Written by Cavan Scott
Illustrated by Derek Charm
and Charlie Kirchoff
Published by IDW Publishing
This fourth installment goes deep into the catacombs of the Star Wars franchise and draws its inspiration from the 1984 made for TV film Caravan of Courage: An Ewok Adventure. There are also some references from the Ewoks cartoon. Now, it’s easy to understand why these short furry creatures are persona non grata in certain corners of the fandom.
However, if Ewoks are your jam, prepare to learn a few things.
Unlike the previous issues, Rebel Commander Lina Graf’s crew would rather not hear a scary story meant to ease their fear.
They would rather deal with the horror of being inside of Darth Vader’s castle. The thing is, the crew doesn’t know whose house they are in, which makes their fright fun to relish.
The woklings of Bright Tree Village are missing. Chirpa and Logray (before they became Chief and Shaman) set out to rescue their young inhabitants and every monster on Endor is a suspect. Their investigation leads to a shocking discovery. Treachery is afoot, time is running out and the giant Gorax is hungry.
Tales From Vader’s Castle has been hit or miss. Francesco Francavilla’s cover depicting entranced-looking murder Ewoks seemed promising.
Unfortunately, the narrative is dull and essentially gives away the big reveal beforehand. Also, Ewoks are popular as a whole as opposed to the sum of their parts. While any story can be great with the right creative flair, IDW is asking the book’s target demographic, young children, to care about characters who the franchise has barely used since Episode VI.
Charlie Kirchoff’s artwork checked all of the boxes but failed to provide any aesthetic engagement.

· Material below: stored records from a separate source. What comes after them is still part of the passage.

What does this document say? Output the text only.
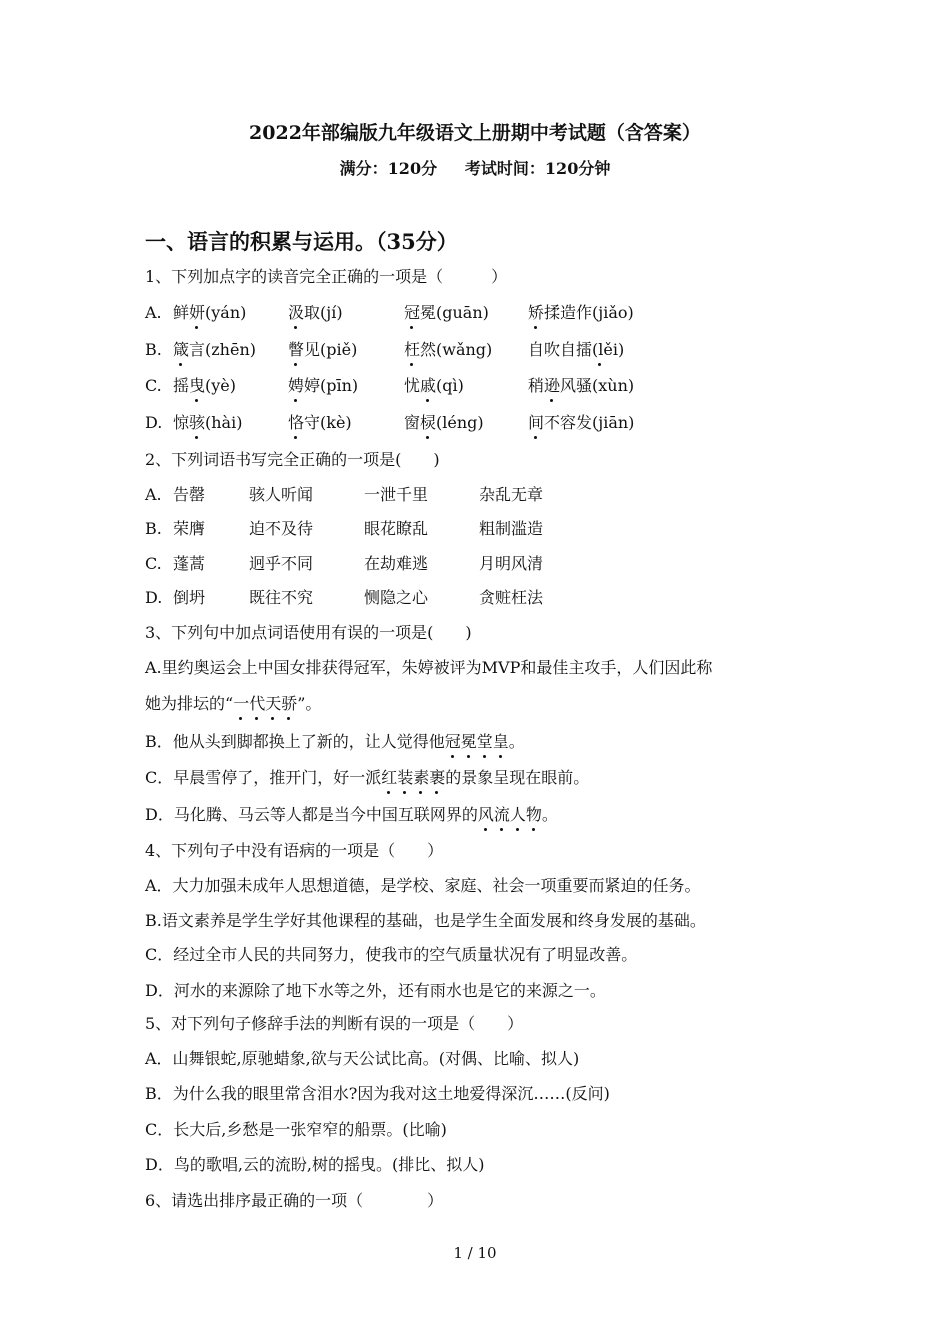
2022年部编版九年级语文上册期中考试题（含答案）
满分：120分     考试时间：120分钟
一、语言的积累与运用。（35分）
1、下列加点字的读音完全正确的一项是（　　　）
A. 鲜妍(yán)	汲取(jí)	冠冕(guān) 矫揉造作(jiǎo)
B. 箴言(zhēn) 瞥见(piě)	枉然(wǎng) 自吹自擂(lěi)
C. 摇曳(yè)	娉婷(pīn)	忧戚(qì)	稍逊风骚(xùn)
D. 惊骇(hài)	恪守(kè)	窗棂(léng)	间不容发(jiān)
2、下列词语书写完全正确的一项是(　　)
A. 告罄	骇人听闻	一泄千里	杂乱无章
B. 荣膺	迫不及待	眼花瞭乱	粗制滥造
C. 蓬蒿	迥乎不同	在劫难逃	月明风清
D. 倒坍	既往不究	恻隐之心	贪赃枉法
3、下列句中加点词语使用有误的一项是(　　)
A.里约奥运会上中国女排获得冠军，朱婷被评为MVP和最佳主攻手，人们因此称
她为排坛的“一代天骄
”。
B．他从头到脚都换上了新的，让人觉得他冠冕堂皇
。
C．早晨雪停了，推开门，好一派红装素裹
的景象呈现在眼前。
D．马化腾、马云等人都是当今中国互联网界的风流人物
。
4、下列句子中没有语病的一项是（　　）
A．大力加强未成年人思想道德，是学校、家庭、社会一项重要而紧迫的任务。
B.语文素养是学生学好其他课程的基础，也是学生全面发展和终身发展的基础。
C．经过全市人民的共同努力，使我市的空气质量状况有了明显改善。
D．河水的来源除了地下水等之外，还有雨水也是它的来源之一。
5、对下列句子修辞手法的判断有误的一项是（　　）
A．山舞银蛇,原驰蜡象,欲与天公试比高。(对偶、比喻、拟人)
B．为什么我的眼里常含泪水?因为我对这土地爱得深沉……(反问)
C．长大后,乡愁是一张窄窄的船票。(比喻)
D．鸟的歌唱,云的流盼,树的摇曳。(排比、拟人)
6、请选出排序最正确的一项（　　　　）
1 / 10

The coloring didn’t help either, as muted grays mixed with smaller doses of brown and orange hues made it tough to tell the Ewoks apart in some panels. The Ewok’s facial expressions looked the same regardless if they were happy or running for their lives. These furry creatures didn’t have the most expressive faces in the movie so the frame of reference is not that good. However, changes in body language should have made up for the lack of facial expressions but did not deliver.
Plus, there was no Wicket.
I find that funny considering this series hasn’t produced the titular character.
Now, the most popular Ewok is not included in a story about EWOKS.
Darth Vader is up next in the series’ conclusion. As far as this issue is concerned, it was a miss where a hit was was needed to balance things out in the positive column.